Dans son travail, l'artiste se réapproprie linguistiquement les scènes. Lors d’une visite en Palestine il y a quelques années, Issa se souvient avoir roulé en Cisjordanie et remarqué de nouveaux panneaux de signalisation. Elle s’est rendu compte que les panneaux habituellement écrits en hébreu, en arabe et en anglais comportaient les noms de villes tels qu’ils seraient identifiés en Israël. Pour Issa, réinsérer les descriptions sur les panneaux ou peindre la végétation indigène dans les territoires palestiniens occupés, comme dans « Ils ont changé les panneaux », est une manière de préserver la langue, la terre et la culture.

« Les signes de ce travail, tout comme la négation des villages palestiniens, après si longtemps de réécriture ou de décisions non sollicitées prises au nom de nos sociétés, influencent la mémoire de notre héritage », a-t-elle déclaré.

Le point d’entrée d’Issa dans le travail du carrelage à motifs a été sa série 2021 Convenience Stores. Dans les rendus multimédias, qui évoquent la surstimulation ressentie en entrant dans un magasin, Issa subvertit les notions de comportements transactionnels à proximité du service. Dans « Get Her Some Water » (2022), Issa transforme le marché du coin en un sanctuaire avec des symboles 7-Eleven sur des carreaux de céramique, réunissant des lieux disparates – l’un de culte, l’autre de commerce. Dans ce portrait, Issa fait encore référence à l'absence d'identités, sauf qu'ici, un reçu recouvre le visage de l'employé.

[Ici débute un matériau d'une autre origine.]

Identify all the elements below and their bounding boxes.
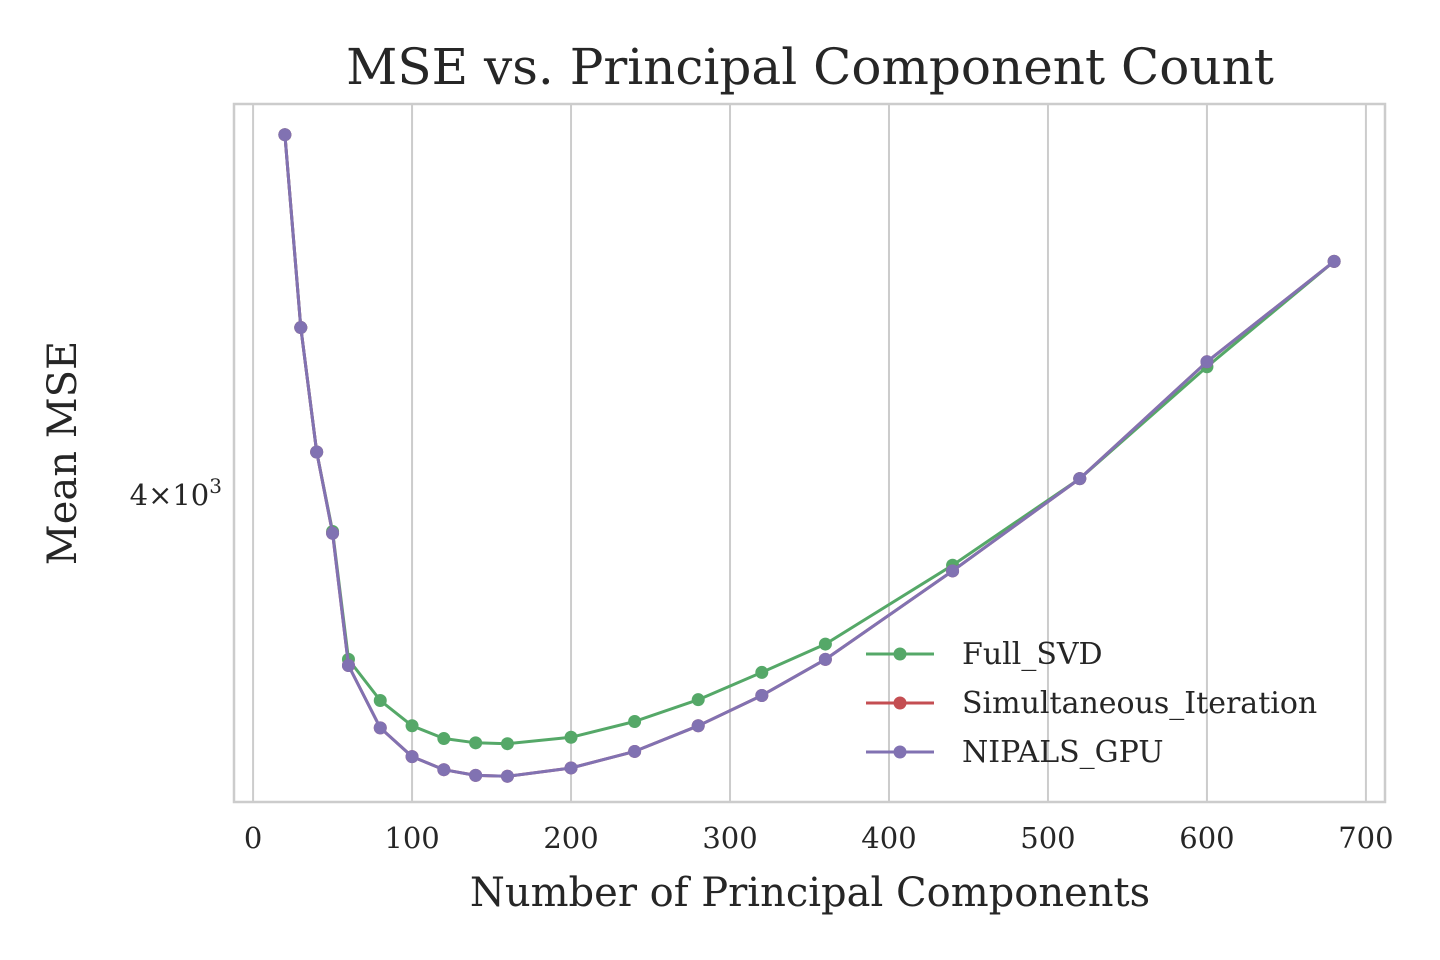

Cette série, incluse dans sa première exposition personnelle, I Was Out Partying While You Were Home Making Prayers à la galerie Le Maximum l'année dernière, aborde les thèmes de la migration et de l'endurance à travers des événements informels et des objets conventionnels. Dans « Portrait of a Father » (2022), Issa s'approprie l'imagerie à chevrons distinctive de Marlboro pour créer la forme d'un mihrab (la niche de prière dans le mur d'une mosquée). Son choix d’inclure des marques omniprésentes, notamment Nike, Coca-Cola et les marques des sociétés pétrolières et de tabac, est un clin d’œil essentiel à leur participation active à l’Est.